South Korean President Moon Jae-in speaks during a joint press statement briefing with Thailand's Prime Minister Prayuth Chan-ocha at the ASEAN-Republic of Korea Commemorative Summit in Busan

By Sangmi Cha

SEOUL (Reuters) - A senior China diplomat offered conciliatory remarks to South Korean President Moon Jae-in on Thursday amid efforts to repair ties strained by a U.S. anti-missile system, while levelling sharp criticism at the United States for "Cold War" thinking.

State Councillor Wang Yi, who is also China's foreign minister, met with Moon on the final day of a two-day visit to Seoul, his first in four years. Relations between the two countries have been strained by South Korea's installation of a U.S. Terminal High Altitude Area Defence (THAAD) system in 2017.

"We agree to deal with THAAD and other issues properly so we can earnestly respect each other's core interests," Hua Chunying, spokeswoman for the Chinese foreign ministry, said during a briefing in Beijing.

But Wang sharply criticised the United States over THAAD in remarks to a lunchtime gathering of South Korean businesspeople and former government officials in Seoul.

"The U.S. made it to target China," Wang said, according to South Korea's Yonhap news agency.

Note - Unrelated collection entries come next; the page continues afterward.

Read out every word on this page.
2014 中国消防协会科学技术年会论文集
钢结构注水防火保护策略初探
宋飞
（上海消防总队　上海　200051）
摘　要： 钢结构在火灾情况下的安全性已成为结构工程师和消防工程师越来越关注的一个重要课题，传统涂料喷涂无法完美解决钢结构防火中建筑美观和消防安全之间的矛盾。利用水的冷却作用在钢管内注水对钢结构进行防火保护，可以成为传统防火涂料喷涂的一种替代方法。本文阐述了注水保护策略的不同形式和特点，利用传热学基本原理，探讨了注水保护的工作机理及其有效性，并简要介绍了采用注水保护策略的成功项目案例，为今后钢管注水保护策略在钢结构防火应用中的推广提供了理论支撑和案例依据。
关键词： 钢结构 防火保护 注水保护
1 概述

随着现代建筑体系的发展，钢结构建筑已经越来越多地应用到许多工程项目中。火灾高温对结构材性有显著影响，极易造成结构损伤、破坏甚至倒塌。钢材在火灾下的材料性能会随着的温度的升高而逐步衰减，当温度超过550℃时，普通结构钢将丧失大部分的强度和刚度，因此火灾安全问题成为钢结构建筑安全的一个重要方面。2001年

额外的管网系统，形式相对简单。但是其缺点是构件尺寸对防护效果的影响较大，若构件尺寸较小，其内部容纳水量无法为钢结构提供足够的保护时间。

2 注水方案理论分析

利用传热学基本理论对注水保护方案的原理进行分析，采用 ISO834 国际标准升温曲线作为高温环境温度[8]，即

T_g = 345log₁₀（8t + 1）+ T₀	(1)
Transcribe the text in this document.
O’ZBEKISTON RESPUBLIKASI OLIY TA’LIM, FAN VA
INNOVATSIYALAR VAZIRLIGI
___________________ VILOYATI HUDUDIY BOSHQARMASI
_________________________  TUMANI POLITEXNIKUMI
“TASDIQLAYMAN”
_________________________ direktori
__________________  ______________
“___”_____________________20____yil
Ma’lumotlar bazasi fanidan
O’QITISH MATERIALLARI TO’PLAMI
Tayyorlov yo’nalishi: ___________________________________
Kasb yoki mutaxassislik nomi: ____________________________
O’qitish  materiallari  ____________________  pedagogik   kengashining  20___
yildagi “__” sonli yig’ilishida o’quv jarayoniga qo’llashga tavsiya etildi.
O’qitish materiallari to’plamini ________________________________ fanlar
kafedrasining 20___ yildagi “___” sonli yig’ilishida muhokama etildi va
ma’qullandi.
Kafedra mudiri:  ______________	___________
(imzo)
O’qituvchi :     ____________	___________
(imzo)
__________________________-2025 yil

A "Cold War way of thinking" is out of date and "hegemony cannot win people's hearts", he said.

"China's revival is inevitable in history and no one can stop it," he said at the lunch, which was organised by the Chinese embassy in Seoul.

Moon, meanwhile, asked Wang for Beijing's help to "reach a nuclear-free, peaceful peninsula" as tensions with North Korea rise.

"A close dialogue and cooperation between the two countries will help to stabilise Northeast Asia's security and overcome the uncertainty the global economy is facing," Moon said.

South Korea sees China as instrumental in reviving the stalemated nuclear talks between the United States and North Korea, a longtime ally of Beijing.

Denuclearisation negotiations between North Korea and the United States reached stalemate after a working-level meeting in Stockholm broke down in October.

On Wednesday, Wang met South Korean Foreign Minister Kang Kyung-wha and agreed to hold the first gathering of a planned joint vice-ministerial panel on people-to-people exchanges "in the near future" and create a new meeting on maritime affairs, South Korea's foreign ministry said in a statement.

Kang and Wang also agreed to cooperate to facilitate negotiations with North Korea based on the shared view that its nuclear programmes cannot be accepted, peace should be maintained and there must not be war again, a South Korean foreign ministry official told reporters.